From wikipedia.com -

  • The 1987 season was canceled; only conditioning drills (without pads) were permitted until the spring of 1988.
  • All home games in 1988 were canceled. The NCAA allowed SMU to play their seven regularly scheduled away games so that other institutions would not be financially affected and so that SMU could avoid uninsurable default liabilities to those schools if its failure to uphold the contractual obligation to appear for the competition was not beyond the school's control. The university ultimately chose to cancel the away games and accept the uninsured "failure to appear" liability.
  • SMU's existing ban from bowl games and live television was extended to 1989, and the team's existing probation was extended to 1990, resulting in essentially two full years of lost appearance, broadcast media, and advertising sponsorship income.
  • SMU lost 55 new scholarship positions over 4 years.
  • The team was allowed to hire only five full-time assistant coaches instead of the typical nine.
  • No off-campus recruiting was permitted until August 1988 and no paid visits could be made to campus by potential recruits until the start of the 1988–89 school year.

Now, SMU is basically doing the same thing that destroyed their football program in the 80s, but now it's legal.

And, SMU's NIL agreement is a pretty interesting one.

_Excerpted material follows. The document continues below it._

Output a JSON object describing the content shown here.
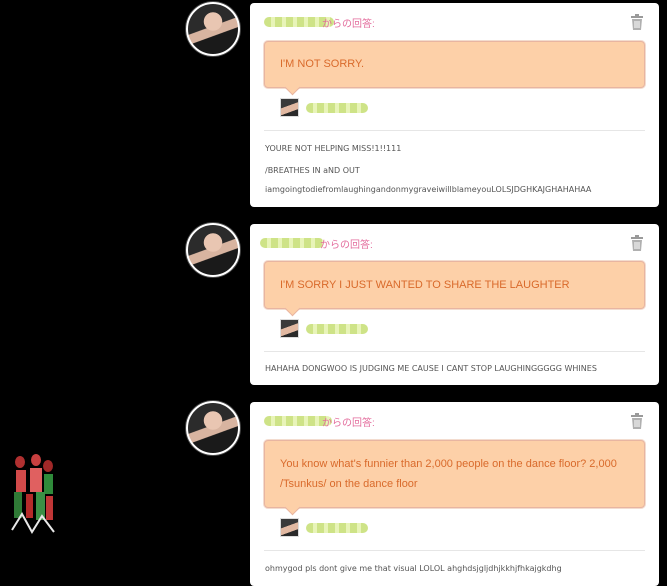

SMU Boulevard Collective NIL Deal Paying Players Yearly Salary

According to brobible.com, SMU's Boulevard Collective revealed details about the school's NIL agreement to pay SMU football and basketball players a yearly salary.

With the NIL agreement, SMU football players would receive an annual salary of $36,000 per season.

The total for all athletes will cost the University $3.5 million annually.

brobible.com "the NIL deal is already one of the best in college athletics, and it could certainly entice top high school prospects to come aboard."